Em 2013 deixou a KPMG e tentou salvar a empresa familiar. Não conseguiu e, em 2016, com o sócio Luís Tavares, lançou a Olimec, especializada na venda, reparação e manutenção de equipamentos pesados, manutenção industrial na área do ambiente e dos resíduos. Juliana Oliveira é uma das vencedoras do Prémio Executivas do Ano 2023.

Juliana Oliveira é CEO da Olimec.

Juliana Oliveira nasceu na Maia e criou-se numa oficina de metalomecânica, que era o centro da vida familiar com os avôs, onde brincava e aprendeu a andar de bicicleta; era o avô que, vestido com o seu fato de macaco, a levava à escola na carrinha de caixa aberta. Almoçava na cozinha que havia na oficina a comida que a avó cozinhava nos intervalos do trabalho administrativo da empresa. “Cresci a ver o meu avô a trabalhar e a ‘ralhar’ com os funcionários e a minha avó a pagar-lhes o ordenado ao final do mês”, recorda Juliana de Oliveira e remata: “sou óleo e limalhas, eu sou cheiro a ferro, está no meu sangue. Devo este legado aos meus avós”.

Foi através da realização deste legado que Juliana Oliveira se tornou vencedora do Prémio Executivas 2023, na categoria Revelação. “Sinto-me privilegiada e bastante honrada por me acharem merecedora desta distinção. Ao mesmo tempo, sinto algum nervosismo associado à responsabilidade que o mesmo representa”, salientou Juliana Oliveira sobre o Prémio Revelação, que na sua opinião tem sempre relevância “porque para quem o recebe é o reconhecimento de algo de bom que fizemos, porque mostra aos outros que se o recebemos, é porque somos dignos dele”.
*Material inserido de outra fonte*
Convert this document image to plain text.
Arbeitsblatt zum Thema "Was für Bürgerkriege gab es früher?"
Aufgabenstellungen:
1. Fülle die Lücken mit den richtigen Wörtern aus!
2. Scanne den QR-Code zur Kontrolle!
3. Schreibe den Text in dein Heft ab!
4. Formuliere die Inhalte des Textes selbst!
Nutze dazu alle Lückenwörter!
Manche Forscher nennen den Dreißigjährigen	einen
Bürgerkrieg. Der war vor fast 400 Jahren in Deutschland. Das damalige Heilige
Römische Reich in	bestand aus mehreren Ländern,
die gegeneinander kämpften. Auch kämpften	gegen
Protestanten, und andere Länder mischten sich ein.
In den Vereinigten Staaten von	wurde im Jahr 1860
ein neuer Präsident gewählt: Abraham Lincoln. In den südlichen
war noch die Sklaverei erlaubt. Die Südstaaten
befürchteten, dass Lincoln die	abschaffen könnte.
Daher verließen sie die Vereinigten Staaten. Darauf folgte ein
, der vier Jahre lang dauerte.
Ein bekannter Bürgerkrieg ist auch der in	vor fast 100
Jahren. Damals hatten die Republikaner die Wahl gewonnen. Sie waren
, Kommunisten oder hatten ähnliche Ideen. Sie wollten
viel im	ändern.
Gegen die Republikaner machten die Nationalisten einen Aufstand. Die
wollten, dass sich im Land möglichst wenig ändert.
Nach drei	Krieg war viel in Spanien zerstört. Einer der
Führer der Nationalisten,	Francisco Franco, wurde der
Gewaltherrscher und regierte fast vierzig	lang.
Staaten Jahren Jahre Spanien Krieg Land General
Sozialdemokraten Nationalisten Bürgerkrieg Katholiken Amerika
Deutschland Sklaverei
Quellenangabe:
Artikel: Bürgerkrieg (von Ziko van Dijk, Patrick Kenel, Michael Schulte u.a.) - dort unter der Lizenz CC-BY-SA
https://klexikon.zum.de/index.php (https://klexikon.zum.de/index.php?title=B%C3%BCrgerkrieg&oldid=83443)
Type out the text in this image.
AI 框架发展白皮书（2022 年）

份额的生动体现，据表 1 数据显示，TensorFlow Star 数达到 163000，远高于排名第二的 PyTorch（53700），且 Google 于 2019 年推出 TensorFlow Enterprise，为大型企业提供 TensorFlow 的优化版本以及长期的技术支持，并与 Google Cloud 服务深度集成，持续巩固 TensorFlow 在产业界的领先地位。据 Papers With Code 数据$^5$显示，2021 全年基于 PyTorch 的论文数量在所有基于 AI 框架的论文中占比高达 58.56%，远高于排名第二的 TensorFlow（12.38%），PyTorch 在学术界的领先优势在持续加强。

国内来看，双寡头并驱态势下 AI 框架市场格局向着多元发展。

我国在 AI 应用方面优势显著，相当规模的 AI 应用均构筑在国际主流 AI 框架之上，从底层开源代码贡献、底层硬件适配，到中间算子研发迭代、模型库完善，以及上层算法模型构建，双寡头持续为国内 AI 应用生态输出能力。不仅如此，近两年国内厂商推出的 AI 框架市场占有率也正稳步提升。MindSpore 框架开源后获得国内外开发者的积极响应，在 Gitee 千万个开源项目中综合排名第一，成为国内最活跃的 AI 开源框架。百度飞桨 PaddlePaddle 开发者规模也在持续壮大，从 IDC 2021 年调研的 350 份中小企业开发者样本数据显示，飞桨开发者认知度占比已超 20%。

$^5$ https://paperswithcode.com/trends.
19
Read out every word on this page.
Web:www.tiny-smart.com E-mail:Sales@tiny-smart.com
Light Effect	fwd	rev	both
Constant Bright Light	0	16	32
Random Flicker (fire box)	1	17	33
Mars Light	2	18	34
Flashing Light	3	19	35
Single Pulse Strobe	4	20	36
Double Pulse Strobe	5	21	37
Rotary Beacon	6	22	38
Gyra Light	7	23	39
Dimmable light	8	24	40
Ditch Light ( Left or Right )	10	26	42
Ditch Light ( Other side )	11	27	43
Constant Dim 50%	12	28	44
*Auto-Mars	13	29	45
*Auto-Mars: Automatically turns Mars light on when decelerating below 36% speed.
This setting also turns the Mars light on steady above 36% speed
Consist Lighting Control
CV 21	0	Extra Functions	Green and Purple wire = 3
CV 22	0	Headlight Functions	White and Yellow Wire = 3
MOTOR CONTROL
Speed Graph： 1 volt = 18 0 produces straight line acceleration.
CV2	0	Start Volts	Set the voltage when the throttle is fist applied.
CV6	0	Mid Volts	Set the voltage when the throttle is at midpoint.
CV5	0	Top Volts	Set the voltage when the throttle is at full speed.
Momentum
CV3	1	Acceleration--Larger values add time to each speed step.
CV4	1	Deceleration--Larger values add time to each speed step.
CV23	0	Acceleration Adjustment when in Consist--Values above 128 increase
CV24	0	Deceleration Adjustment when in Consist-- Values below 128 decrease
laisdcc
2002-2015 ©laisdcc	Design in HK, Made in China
Defende ainda que receber um prémio é sempre “um privilégio e um motivo de orgulho para o próprio, mas também um selo de qualidade e de credibilidade pelo trabalho que estamos a desenvolver”. Juliana Oliveira considera que os prémios são marcos na carreira, e que aumentam a responsabilidade enquanto profissionais. Na sua perspetiva, “são bons para nos motivar a ser ainda melhores”.

 

A formação e os primeiros empregos

Um dos seus sonhos era ser ministra, mas interpreta-o como uma vontade de ter poder para mudar o mundo das pessoas para melhor. “Cedo percebi que não era na política que iria mudar o mundo das pessoas, mas o sonho manteve-se o mesmo. E foi realizado! Porque todos os dias trabalho para mudar o mundo das pessoas que trabalham na Olimec e os que dela dependem”, diz Juliana Oliveira.

 

Por que é que escolheu Economia e a Católica Porto Business School? Foi o único curso que sempre desejou? Foi uma influência familiar?

A minha escolha não teve, achava eu, nenhuma influência da minha família uma vez que fui a primeira a estudar Economia. Na verdade escolhi Economia por exclusão de partes, logo no 10.º ano. Para Artes não tinha muito jeito, Humanidades nunca gostei de línguas, Ciências estava muito ligada a áreas da saúde, para as quais não é muito útil uma pessoa que não pode ver sangue. Sobrava económico-social. Sempre fui uma pessoa de números e muito terra-a-terra. Aos 15 anos já sabia que era para Economia que iria. Só não sabia muito bem para fazer o quê.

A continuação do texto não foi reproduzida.